Kisan Credit Card (KCC)

Purpose:

  • To meet short term credit requirements for cultivation of crops/ dairy animals/fisheries/poultry birds/other small ruminants.
  • To provide Post-harvest expenses & Produce Marketing loans.
  • To meet the consumption requirements of farmers
  • To meet working capital requirement for maintenance of farm equipments and other assets and activities allied to agriculture like dairy, fisheries etc.

Eligibility

  • All Farmers - Individuals / Joint borrowers who are owner cultivators, tenant farmers, oral lessees, share croppers and Self Help Groups or Joint Liability Groups of Farmers, Farmers Producer organizations/ Farmers producer Companies.

Type of loan

  • Short-term revolving credit

Limit

  • Cash Credit limit will be sanctioned for 5 years
  • For the first year, limit will be fixed on the basis of
    • Scale of finance for the crop/ dairy animals etc, plus
    • 10% of limit towards post-harvest/household/consumption expenses plus
    • 20% of limit towards repairs & maintenance, crop insurance, Personal Accident Insurance & asset insurance.
  • For second and subsequent years the limit will be arrived at by adding 10% towards cost escalation over limit of the preceding year.

Rate of Interest

  • Limit Upto Rs 3,00,000/- (Interest Subvention): 7%

Interest subvention

  • 3% Prompt Repayment Incentive will be credited in CKCC accounts upto Rs.3 Lakhs of prompt repaying farmers so Net Interest rate on CKCC will be 4% for farmers paying promptly.

Mudra Loan Scheme

MUDRA Loan is offered under the Pradhan Mantri Mudra Yojana (PMMY).

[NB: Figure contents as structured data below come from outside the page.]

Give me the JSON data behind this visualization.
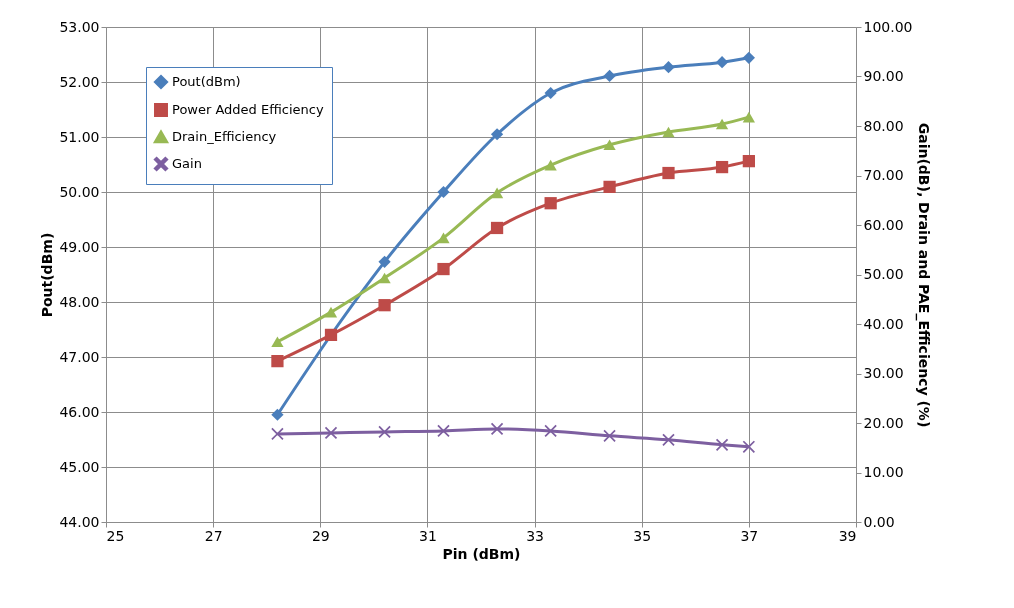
{
  "chart_data": {
    "type": "line",
    "xlabel": "Pin (dBm)",
    "ylabel": "Pout(dBm)",
    "y2label": "Gain(dB),  Drain and PAE_Efficiency  (%)",
    "x": [
      28.2,
      29.2,
      30.2,
      31.3,
      32.3,
      33.3,
      34.4,
      35.5,
      36.5,
      37.0
    ],
    "series": [
      {
        "name": "Pout(dBm)",
        "color": "#4a7ebb",
        "marker": "diamond",
        "axis": "y",
        "values": [
          45.95,
          47.4,
          48.73,
          50.0,
          51.05,
          51.8,
          52.11,
          52.27,
          52.36,
          52.44
        ]
      },
      {
        "name": "Power Added Efficiency",
        "color": "#be4b48",
        "marker": "square",
        "axis": "y2",
        "values": [
          32.5,
          37.8,
          43.8,
          51.1,
          59.4,
          64.4,
          67.7,
          70.5,
          71.7,
          72.9
        ]
      },
      {
        "name": "Drain_Efficiency",
        "color": "#98b954",
        "marker": "triangle",
        "axis": "y2",
        "values": [
          36.4,
          42.4,
          49.3,
          57.4,
          66.5,
          72.1,
          76.2,
          78.8,
          80.4,
          81.8
        ]
      },
      {
        "name": "Gain",
        "color": "#7d5fa0",
        "marker": "cross",
        "axis": "y2",
        "values": [
          17.8,
          18.0,
          18.2,
          18.4,
          18.8,
          18.4,
          17.4,
          16.6,
          15.6,
          15.2
        ]
      }
    ],
    "xlim": [
      25,
      39
    ],
    "xticks": [
      25,
      27,
      29,
      31,
      33,
      35,
      37,
      39
    ],
    "ylim": [
      44,
      53
    ],
    "yticks": [
      {
        "value": 44,
        "label": "44.00"
      },
      {
        "value": 45,
        "label": "45.00"
      },
      {
        "value": 46,
        "label": "46.00"
      },
      {
        "value": 47,
        "label": "47.00"
      },
      {
        "value": 48,
        "label": "48.00"
      },
      {
        "value": 49,
        "label": "49.00"
      },
      {
        "value": 50,
        "label": "50.00"
      },
      {
        "value": 51,
        "label": "51.00"
      },
      {
        "value": 52,
        "label": "52.00"
      },
      {
        "value": 53,
        "label": "53.00"
      }
    ],
    "y2lim": [
      0,
      100
    ],
    "y2ticks": [
      {
        "value": 0,
        "label": "0.00"
      },
      {
        "value": 10,
        "label": "10.00"
      },
      {
        "value": 20,
        "label": "20.00"
      },
      {
        "value": 30,
        "label": "30.00"
      },
      {
        "value": 40,
        "label": "40.00"
      },
      {
        "value": 50,
        "label": "50.00"
      },
      {
        "value": 60,
        "label": "60.00"
      },
      {
        "value": 70,
        "label": "70.00"
      },
      {
        "value": 80,
        "label": "80.00"
      },
      {
        "value": 90,
        "label": "90.00"
      },
      {
        "value": 100,
        "label": "100.00"
      }
    ],
    "grid": true,
    "legend": "top left",
    "line_style": "solid"
  }
}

MUDRA stands for Micro-Units Development and Refinance Agency. Under this scheme, borrowers can avail business loans ranging from Rs.50,000 to Rs.10 lakh on the basis of the Sishu, Kishor, and Tarun categories.
  • Three Types of Mudra Schemes:
    • Sishu: A loan of upto Rs. 50,000 is given under sub-scheme ‘Shishu’.
    • Kishor: A loan of between Rs. 50,000 to 5.0 Lakhs under sub-scheme ‘Kishore’.
    • Tarun: A loan of between 5.0 Lakhs to 10.0 Lakhs under sub-scheme ‘Tarun’.

Eligibility:

  • Indian citizens who have their own business plans for service sector activities, or trading or manufacturing activities and require amounts of up to Rs.10 lakh can apply for Mudra loans. It can be availed from public sector banks, private sector banks, regional rural banks (RRBs), small finance banks (SFBs), and micro finance institutions (MFIs).

Age:

  • Minimum: 18 years
  • Maximum: 65 years

Benefits:

  • Banking and financial services can be availed in both rural and urban areas.
  • Financial backing can be obtained by micro-small businesses and start-ups.
  • Business loans can be taken for small amounts at affordable interest rates.
  • The borrower’s credit guarantee is taken by the government, so if a borrower is unable to repay the amount borrowed, the responsibility for the loss will be borne by the government.
  • Food vendors, shopkeepers and other small business owners can make the most of this scheme.